Wednesday night was an all-star jazz night at El Bar Co., usually know for raucous rock by the likes of Tommy Banks and Diana Terry with gyrating couples, singles and groups movin’ and groovin’ and throwing down beers and tequilas (not shots – we like our tequila alive in Mexico, we don’t shoot it, as the Governor of Jalisco state, the home state of the town of Tequila, once told me).
The band was Pan- American. Assembled by my friend Juan Castañon Acasia, one of Mexico’s best jazz guitarist who happens to live here, drummer Alex Medeles from Mexico, keyboard artist Ronald Rivero from Cuba, and Venezuelan Freddy Adrian on electric standup bass. You knew this was special because Castañon put it together and he has history of assembling out of this word experimental jazz groups in both Lakeside and the underground (literally!) jazz clubs in Guadalajara. Also, a 100-peso cover charge was a strong signal that this was not your usual walk-in-and-dance local band.

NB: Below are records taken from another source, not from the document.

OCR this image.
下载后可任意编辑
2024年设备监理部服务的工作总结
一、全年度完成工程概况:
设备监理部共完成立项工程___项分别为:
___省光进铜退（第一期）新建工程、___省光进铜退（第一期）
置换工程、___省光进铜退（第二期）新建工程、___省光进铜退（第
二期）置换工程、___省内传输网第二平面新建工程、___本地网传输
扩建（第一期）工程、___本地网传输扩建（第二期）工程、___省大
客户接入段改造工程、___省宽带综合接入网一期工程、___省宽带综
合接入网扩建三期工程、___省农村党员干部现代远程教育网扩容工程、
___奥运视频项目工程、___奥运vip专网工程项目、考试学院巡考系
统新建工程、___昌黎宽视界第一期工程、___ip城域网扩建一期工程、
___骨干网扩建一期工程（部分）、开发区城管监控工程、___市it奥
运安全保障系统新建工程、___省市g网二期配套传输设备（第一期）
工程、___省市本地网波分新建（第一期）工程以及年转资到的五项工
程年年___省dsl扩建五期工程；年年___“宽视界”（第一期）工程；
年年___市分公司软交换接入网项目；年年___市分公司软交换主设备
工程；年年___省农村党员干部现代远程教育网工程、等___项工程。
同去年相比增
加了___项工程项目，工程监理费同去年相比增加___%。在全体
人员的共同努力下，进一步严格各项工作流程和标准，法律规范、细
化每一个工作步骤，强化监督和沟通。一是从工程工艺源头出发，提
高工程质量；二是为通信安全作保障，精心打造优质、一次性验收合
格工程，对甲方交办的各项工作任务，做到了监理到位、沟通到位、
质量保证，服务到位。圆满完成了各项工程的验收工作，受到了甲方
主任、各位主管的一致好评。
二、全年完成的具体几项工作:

And it sure wasn’t. I am continually amazed at the level of musical talent in small-town Mexico. Obviously, a big city of 8 million like Guadalajara with a nightclub and music venue district that mirrors Hollywood, multiple arenas that see rock bands like Billie Elish, Backstreet Boys, Billie Idol, and Black Flag, and the annual FIMPRO Latin American International Music Convention, can be expected to see the best artists in the world – and it does. But in a little town of 10,000 in the mountains an hour way, you also find world class artist like Castañon and touring musicians like the quartet at El Bar Co.

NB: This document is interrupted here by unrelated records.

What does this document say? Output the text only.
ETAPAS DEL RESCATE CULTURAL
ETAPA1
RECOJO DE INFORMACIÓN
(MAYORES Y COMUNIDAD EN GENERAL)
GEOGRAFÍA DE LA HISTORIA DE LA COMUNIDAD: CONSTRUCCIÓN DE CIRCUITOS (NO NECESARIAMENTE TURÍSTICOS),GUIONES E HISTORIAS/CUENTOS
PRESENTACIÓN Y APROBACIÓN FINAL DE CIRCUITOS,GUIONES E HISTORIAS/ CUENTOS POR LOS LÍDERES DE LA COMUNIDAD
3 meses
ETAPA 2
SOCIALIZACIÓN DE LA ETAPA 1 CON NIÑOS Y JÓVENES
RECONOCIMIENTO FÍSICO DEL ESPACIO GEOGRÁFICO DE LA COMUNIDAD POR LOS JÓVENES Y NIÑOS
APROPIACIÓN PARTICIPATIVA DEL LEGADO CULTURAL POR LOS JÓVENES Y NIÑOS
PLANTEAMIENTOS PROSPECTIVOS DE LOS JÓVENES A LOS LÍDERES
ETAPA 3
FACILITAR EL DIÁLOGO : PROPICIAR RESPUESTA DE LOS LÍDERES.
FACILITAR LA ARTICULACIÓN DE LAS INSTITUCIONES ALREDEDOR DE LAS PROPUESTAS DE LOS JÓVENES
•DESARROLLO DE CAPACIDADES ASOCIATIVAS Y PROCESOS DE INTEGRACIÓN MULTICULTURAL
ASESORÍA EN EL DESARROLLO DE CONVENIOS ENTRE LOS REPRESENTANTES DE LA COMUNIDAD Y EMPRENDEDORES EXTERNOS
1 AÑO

The band played two sets, heavy with long-form ( 10 minutes or more) original pieces, led by Castañon. No dancing – not that kind of night, but a transfixed audience in their socially distanced tables (some even with masks up between gulps of beer or bites of burger). Riveros’ piano drove many of t songs, alternating with Castañon’s guitar. But there were plenty of solo opportunities for Adrian’s bass and Medeles’ drums. The bass solos were especially exciting – not a words usually used for bass riffs– as Adrian bent over his slender, open- bodied instrument and shot out long, blindingly fast high tempo riffs. Mendeles flowed up and down both he scales on his drums and their presence in the songs, moving out with machine-like efficiency on the snares in solos and hitting you in the gut with cowbells – which I never could see, but I heard. And he did it all with 100-watt smile while he played.
Over all, Wednesday night at El Bar Co. was magical. While DJ’s spun the latest electronica and trance numbers at the Mezcaleria across town, and blues and reggae poured out of The Meraki downtown, and classic rock got people dancing at Adelita’s, El Bar Co. delivered world class jazz with burgers and beer and local tequila. What more could you want?